Review on Changes in Shale Oil Property During CO2 Injection

The influence of supercritical CO2 on the properties of petroleum has become the focus of academic and industrial attention internationally. CO2 has been shown in laboratory studies and in field applications of shale oil to be an effective oil displacement agent. In this paper, the research progress of the interaction between CO2 and crude oil is investigated from three perspectives: (i) the research methods of the interaction experiment between CO2 and crude oil; (ii) the influence of CO2 on oil property and the primary controlling factors; and (iii) the cause, influence, and harm of CO2-induced asphaltene precipitation. Our current knowledge on this topic is as follows: (1) Physical simulation can investigate the effects of various variables on CO2 displacement, which is in situ and intuitive. Numerical simulation can investigate the displacement principle at the microscopic molecular level and also scale up the results of physical simulation to the macroscopic scale of oilfield production to explore the long-term large-scale injection rules; (2) after entering the formation, CO2 dissolves in crude oil, expands the volume of crude oil, reduces the viscosity, improves the oil-water mobility ratio, reduces the oil-water interfacial tension, and extracts light hydrocarbons to form a miscible displacement zone; (3) after CO2 is injected into the formation and dissolves in crude oil, it occupies the surface space of asphaltenes and causes asphaltenes to precipitate.

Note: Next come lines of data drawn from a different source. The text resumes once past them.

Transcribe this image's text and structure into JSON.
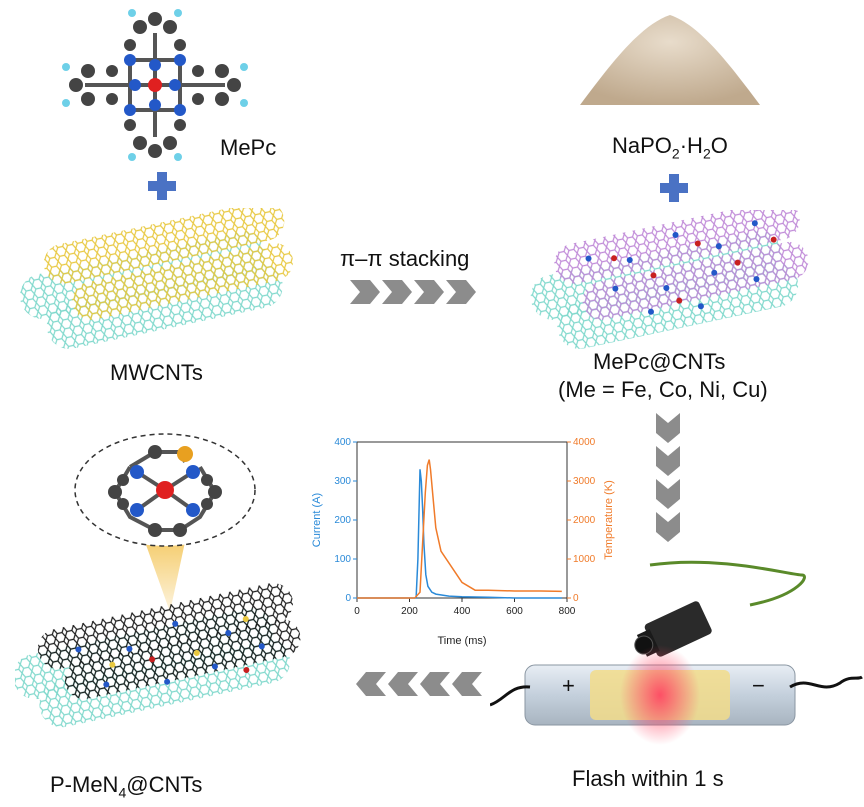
{
  "labels": {
    "mepc": "MePc",
    "naph_prefix": "NaPO",
    "naph_sub1": "2",
    "naph_mid": "·H",
    "naph_sub2": "2",
    "naph_suffix": "O",
    "stacking": "π–π stacking",
    "mwcnts": "MWCNTs",
    "mepc_cnts": "MePc@CNTs",
    "metals": "(Me = Fe, Co, Ni, Cu)",
    "product_prefix": "P-MeN",
    "product_sub": "4",
    "product_suffix": "@CNTs",
    "flash": "Flash within 1 s",
    "plus_sign": "+",
    "minus_sign": "−"
  },
  "colors": {
    "plus": "#4a72c4",
    "arrow": "#8c8c8c",
    "current": "#2a8ad8",
    "temperature": "#f07b2a",
    "cnt_cyan": "#7fd8cc",
    "cnt_yellow": "#e8c840",
    "cnt_purple": "#c08ad8",
    "cnt_black": "#1a1a1a"
  },
  "chart_data": {
    "type": "line",
    "xlabel": "Time (ms)",
    "ylabel_left": "Current (A)",
    "ylabel_right": "Temperature (K)",
    "xlim": [
      0,
      800
    ],
    "ylim_left": [
      0,
      400
    ],
    "ylim_right": [
      0,
      4000
    ],
    "xticks": [
      0,
      200,
      400,
      600,
      800
    ],
    "yticks_left": [
      0,
      100,
      200,
      300,
      400
    ],
    "yticks_right": [
      0,
      1000,
      2000,
      3000,
      4000
    ],
    "series": [
      {
        "axis": "left",
        "x": [
          0,
          200,
          225,
          232,
          240,
          245,
          250,
          255,
          262,
          270,
          285,
          300,
          350,
          400,
          500,
          600,
          700,
          780
        ],
        "values": [
          0,
          0,
          0,
          100,
          330,
          300,
          230,
          140,
          60,
          30,
          15,
          10,
          5,
          3,
          2,
          0,
          0,
          0
        ]
      },
      {
        "axis": "right",
        "x": [
          0,
          220,
          240,
          250,
          260,
          268,
          275,
          280,
          288,
          300,
          320,
          350,
          400,
          450,
          500,
          600,
          700,
          780
        ],
        "values": [
          0,
          0,
          150,
          1400,
          2700,
          3400,
          3550,
          3300,
          2700,
          1800,
          1200,
          900,
          400,
          200,
          200,
          180,
          180,
          170
        ]
      }
    ]
  }
}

Under the combined influence of internal and external factors, the precipitation of asphaltenes has a significant impact on the physical properties of the reservoir. Clarifying the influencing factors of CO2 on the property of crude oil has reference significance for understanding the reaction characteristics between supercritical CO2 and formation fluids, providing a theoretical basis for CO2 injection enhanced oil recovery technology, and has reference value for carbon storage research.